In this work, to simultaneously remove organic dyes and Pb(II) from wastewater, a series of magnetic Fe3O4@C@TiO2-nanotube composites were designed and successfully synthesized via a new facile oil-phase cyclic magnetic adsorption (OCMA) method. The structural properties of the synthesized composites were investigated by different characterization methods systematically. It was found that Fe3O4 was uniformly deposited on the inner walls of TiO2 nanotubes. Although a Type III band alignment was formed in the catalysts, Fe3O4@C@TiO2-nanotube composites exhibited enhanced light absorbing ability and enlarged absorption edge due to efficient separation of h+ and e−, which was verified by UV–Vis (Ultraviolet–visible) and PL (Photoluminescence) spectra.
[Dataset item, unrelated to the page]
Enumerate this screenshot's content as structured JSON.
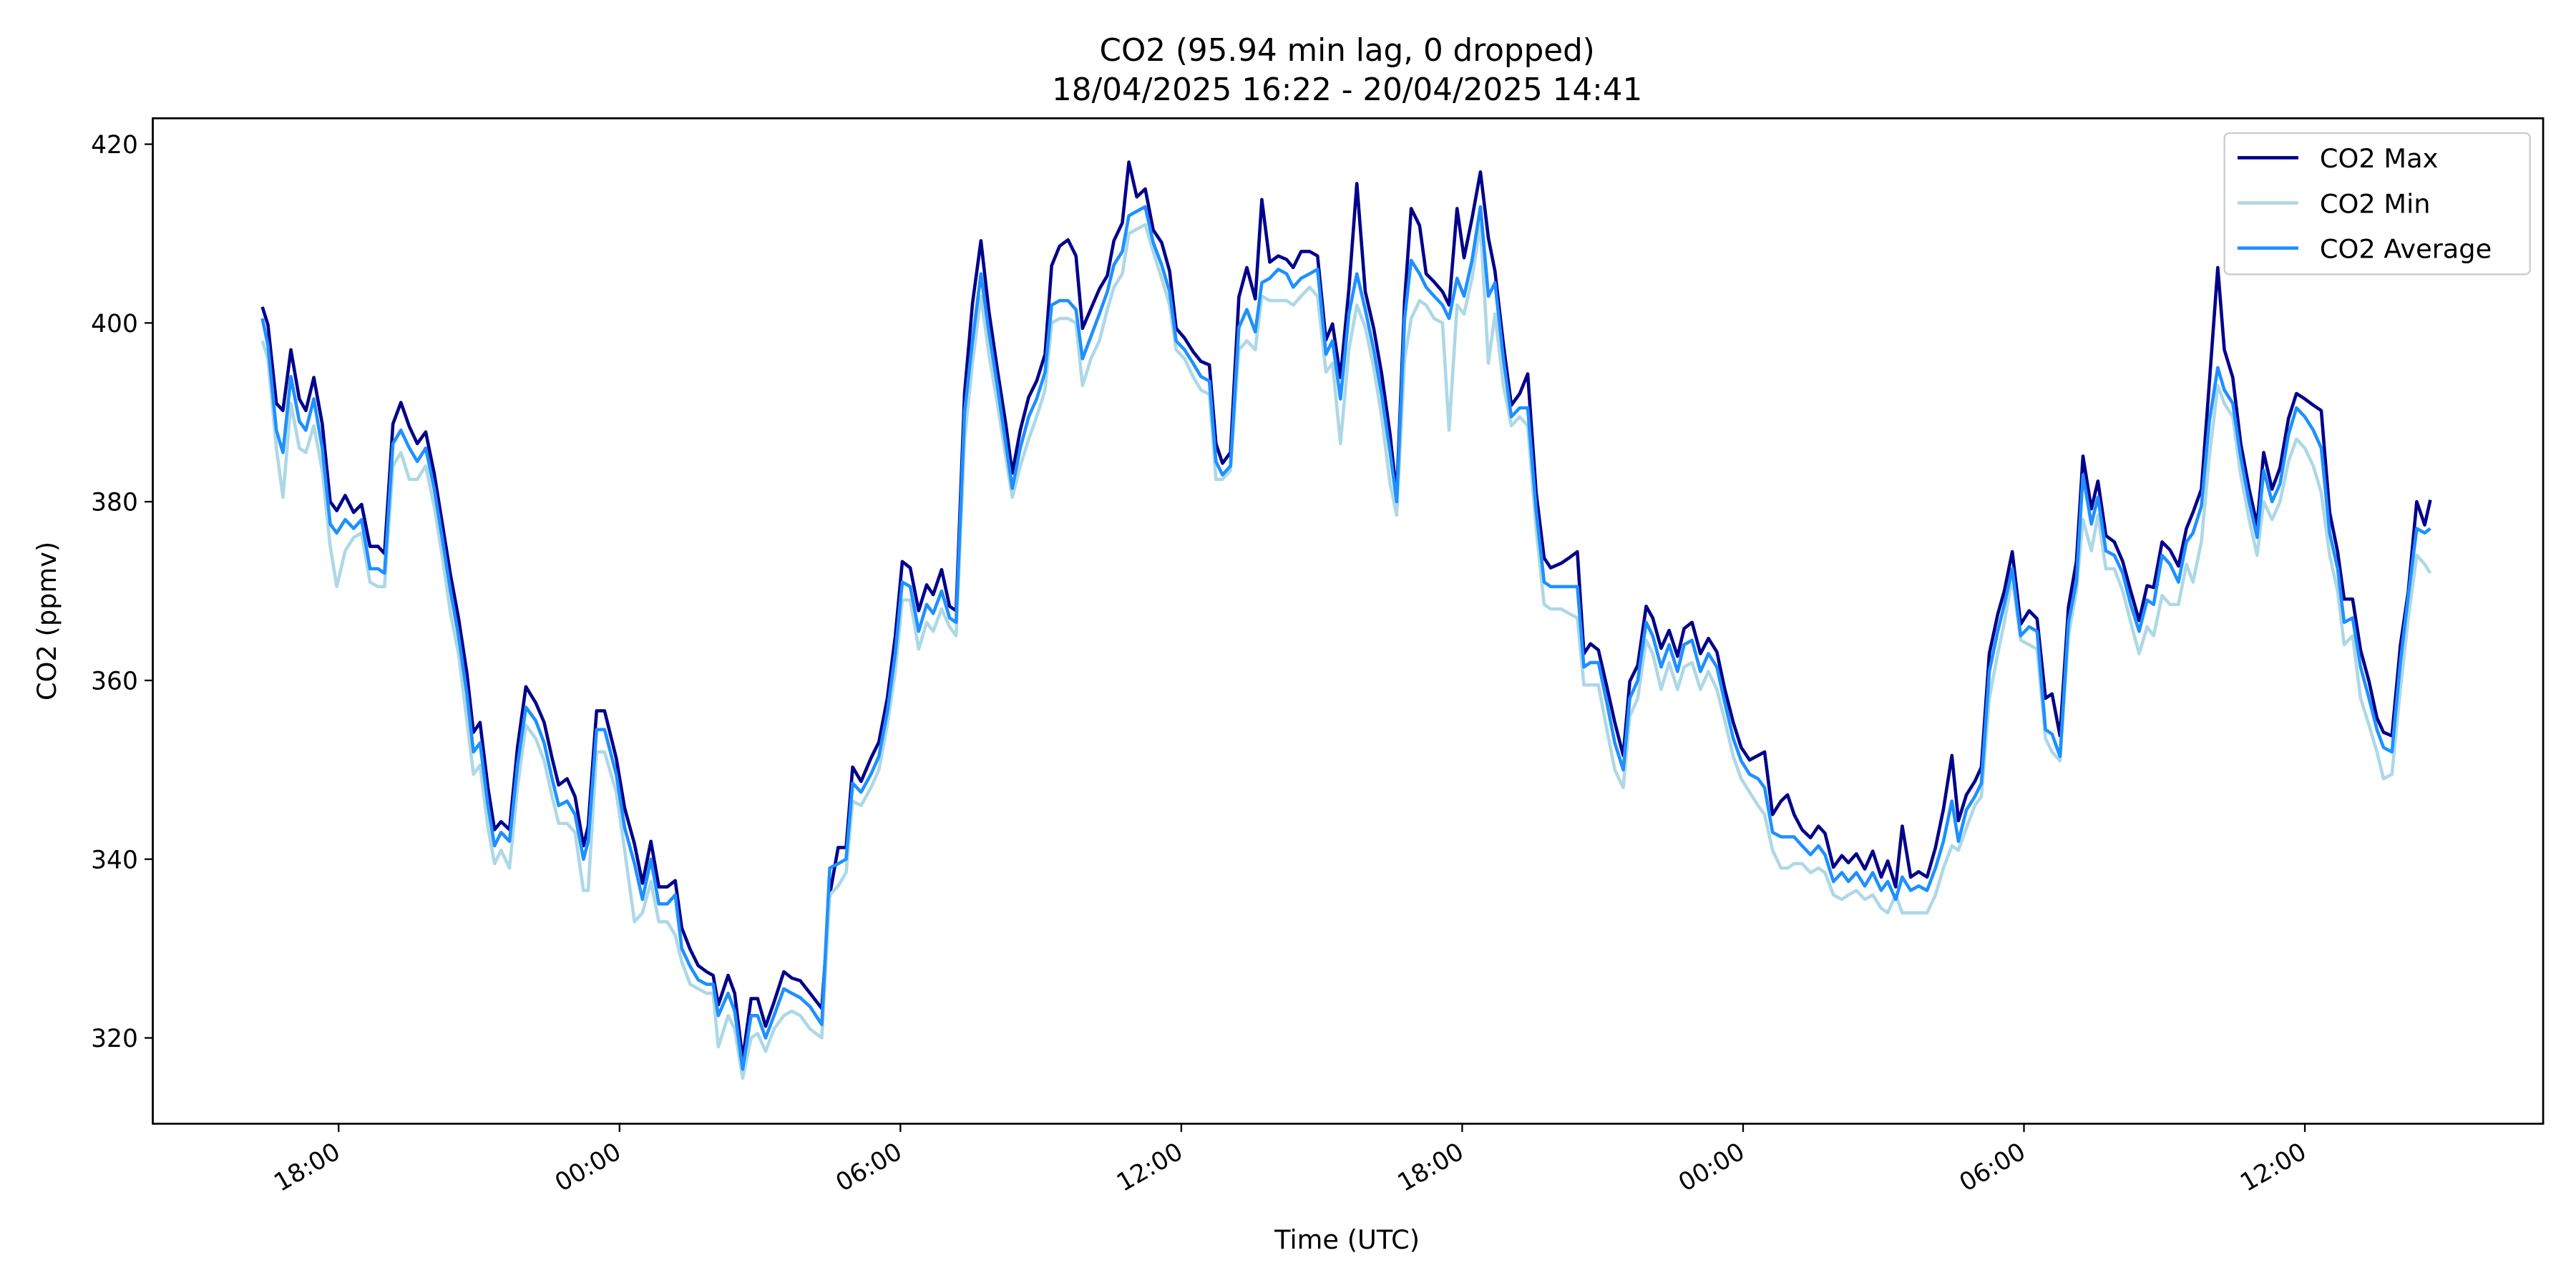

Decontamination experiments of 1FeCTi showed that more than 98% of RhB and about 92% of Pb(II) ions could be removed through adsorptive removal in the dark equilibrium period and further elimination during the illuminating period. The pseudo-first-order model, L-H model and adsorption-reaction model were established to describe the adsorption of Pb(II) in the dark, photodegradation of RhB and further elimination of Pb(II), respectively. A four-step mechanism was proposed to describe the decontamination process of Pb(II) during the illuminating period according to the final forms of Pb (Pbδ1, Pbδ2, Pb0 and PbO). Finally, it was found that the photocatalytic activity would be maintained in the recycle experiments due to the existence of 1FeCTi@PbO heterostructure.